Friday, April 6, 2007

Review: Alone


  • Directed by Banjong Pisanthanakun and Parkpoom Wongpoom
  • Starring Marsha Wattanapanich and Vittaya Wasukraipaisan
  • Released in Thailand cinemas on March 29
  • Rating: 4/5

There's nothing scary about Alone, except for the corpsified ghost woman who keeps popping up.

A slick, self-assured thriller Banjong Pisanthanakun and Parkpoom Wongpoom, Alone is up there with the best of the J-horror flicks that have gone on to be remade by Hollywood. It also recalls the best of Hitchcock or Cronenberg, with its dark, psycho-thriller elements.

Of course, Banjong and Parkpoom are the pair that made the smash-hit chiller Shutter back in 2004, and it's up for a remake by Hollywood, too, and it will likely be inferior to the original, as most remakes are. With Alone, Hollywood will have to work overtime to come up with a production that is as strong as this Thai film.

No, there is nothing scary about the screenplay, which contains some snappy foreshadowing -- the kind that when the stuff happens that was foreshadowed, you smack your forehead and think, "Why didn't I see that coming?"

There's nothing scary about the photography, which is luminous, nor the editing, which is tight.

And there is definitely nothing scary about the performance by Marsha Wattanapanich, who at 36 is twice the age of the Thai actresses playing most of the lead film roles.

None if it is scary -- it is all beautiful, and moving.

Except for that ghost girl. Now she's scary.

Alone is a tale about conjoined twins, or, if you prefer, Siamese twins, after history's most famous conjoined brothers, Chang and Eng. And indeed, the brothers, originally from Samut Songkhram, are referenced in this dark tale.

In a killer performance, Marsha portrays Pim, a Thai woman who's happily married and living in South Korea with her architect husband, Wee, also Thai, and their pet beagle, Lucky.

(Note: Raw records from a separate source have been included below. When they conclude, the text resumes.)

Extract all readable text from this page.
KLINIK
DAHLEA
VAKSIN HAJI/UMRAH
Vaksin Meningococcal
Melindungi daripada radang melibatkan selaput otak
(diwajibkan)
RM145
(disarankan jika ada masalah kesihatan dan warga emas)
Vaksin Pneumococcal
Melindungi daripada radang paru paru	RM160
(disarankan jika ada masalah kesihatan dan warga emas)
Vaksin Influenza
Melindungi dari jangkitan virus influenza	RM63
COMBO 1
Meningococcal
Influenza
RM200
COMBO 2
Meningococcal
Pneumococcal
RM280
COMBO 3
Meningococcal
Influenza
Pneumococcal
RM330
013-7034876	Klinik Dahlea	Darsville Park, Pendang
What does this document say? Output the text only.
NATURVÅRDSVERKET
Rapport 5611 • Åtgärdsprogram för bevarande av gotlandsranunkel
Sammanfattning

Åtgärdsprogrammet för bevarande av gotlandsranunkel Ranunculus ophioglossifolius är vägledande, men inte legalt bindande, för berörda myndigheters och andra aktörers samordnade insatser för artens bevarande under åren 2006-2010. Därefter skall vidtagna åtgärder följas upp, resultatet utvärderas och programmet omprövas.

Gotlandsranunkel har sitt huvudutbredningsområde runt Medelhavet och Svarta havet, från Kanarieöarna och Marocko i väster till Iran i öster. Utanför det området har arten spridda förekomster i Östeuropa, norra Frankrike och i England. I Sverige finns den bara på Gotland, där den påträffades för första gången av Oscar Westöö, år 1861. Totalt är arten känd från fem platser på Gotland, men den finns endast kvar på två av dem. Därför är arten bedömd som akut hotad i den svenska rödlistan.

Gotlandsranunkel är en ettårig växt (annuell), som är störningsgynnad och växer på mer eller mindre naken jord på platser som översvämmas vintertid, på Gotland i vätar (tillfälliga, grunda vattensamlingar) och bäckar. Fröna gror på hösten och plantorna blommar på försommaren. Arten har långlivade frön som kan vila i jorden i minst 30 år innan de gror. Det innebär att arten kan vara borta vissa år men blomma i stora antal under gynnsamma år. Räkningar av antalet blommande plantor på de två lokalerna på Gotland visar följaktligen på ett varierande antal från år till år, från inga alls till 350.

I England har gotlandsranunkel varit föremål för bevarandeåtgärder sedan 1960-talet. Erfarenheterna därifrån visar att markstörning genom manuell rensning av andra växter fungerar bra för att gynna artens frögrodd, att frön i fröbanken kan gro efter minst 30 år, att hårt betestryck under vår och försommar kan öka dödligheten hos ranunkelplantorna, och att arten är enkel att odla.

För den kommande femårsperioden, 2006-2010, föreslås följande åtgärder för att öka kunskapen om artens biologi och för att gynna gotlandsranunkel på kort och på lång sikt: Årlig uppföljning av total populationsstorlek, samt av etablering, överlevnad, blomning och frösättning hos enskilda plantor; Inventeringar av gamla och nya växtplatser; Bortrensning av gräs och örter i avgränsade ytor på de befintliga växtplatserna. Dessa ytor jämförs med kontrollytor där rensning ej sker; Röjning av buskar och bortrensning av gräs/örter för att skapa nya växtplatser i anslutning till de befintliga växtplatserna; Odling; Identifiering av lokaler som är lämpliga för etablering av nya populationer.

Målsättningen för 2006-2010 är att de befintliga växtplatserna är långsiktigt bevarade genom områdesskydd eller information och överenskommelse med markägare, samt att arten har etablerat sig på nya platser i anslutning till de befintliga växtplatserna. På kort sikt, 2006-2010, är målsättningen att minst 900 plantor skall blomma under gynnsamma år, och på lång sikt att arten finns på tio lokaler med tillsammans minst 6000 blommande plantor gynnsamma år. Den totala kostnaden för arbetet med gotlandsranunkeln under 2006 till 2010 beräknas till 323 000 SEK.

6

On her birthday, a call comes in from Thailand. Seems Pim's mother has had a stroke and is in the hospital. So Pim must return home. Wee and the dog accompany her.

The trip back home brings a rush of memories for Pim. And in a creepy, old wooden Thai colonial-style mansion, she is just not comfortable. Adding to the creepiness is Pim's mother's shy maid, who refuses to stay in the house. The flashbacks to Pim's childhood are bittersweet, showing the repressive bond she had with her conjoined twin sister, Ploy, who apparently died after the twins were separated.

Most of the previews for the film give away the good scares, like Lucky barking at a mirror, and Ploy popping out of it, scaring Pim so much that Pim falls headlong down the stairs.

She ends up in the hospital, babbling about seeing her ghostly sister. Wee invites an old friend to visit. He's a psychiatrist, and Pim suddenly becomes very impolite to the man. But to please Wee, she undergoes some sessions with the shrink, who tells her the ghost is all in her head -- that there's something buried deep in her psychosis that's causing it.

The doctor suggests a change of scene, but it doesn't help, as a walk on the beach shows. Where there should be one set of footprints in the sand, Ploys turns around and finds two, and is horrified. The look on her face is priceless.

Flashbacks go deeper and deeper into the relationship, with the dark, menacing Ploy saying she and Pim will never separate. And then, as children, while staying in the hospital, the diabetic Wee enters their lives. At this point, the younger Pim and Ploy are played by some actual twin sisters, and they, as well as the young Wee, come off just as strong in their performance as their adult counterparts.

A brilliant artist, Wee sketches a picture of the twin he favors most -- Pim of course. This makes Ploy very angry. Oh, and that's pretty scary, too.

And it keeps getting scarier and scarier, as the thrills, surprises and action keep building up.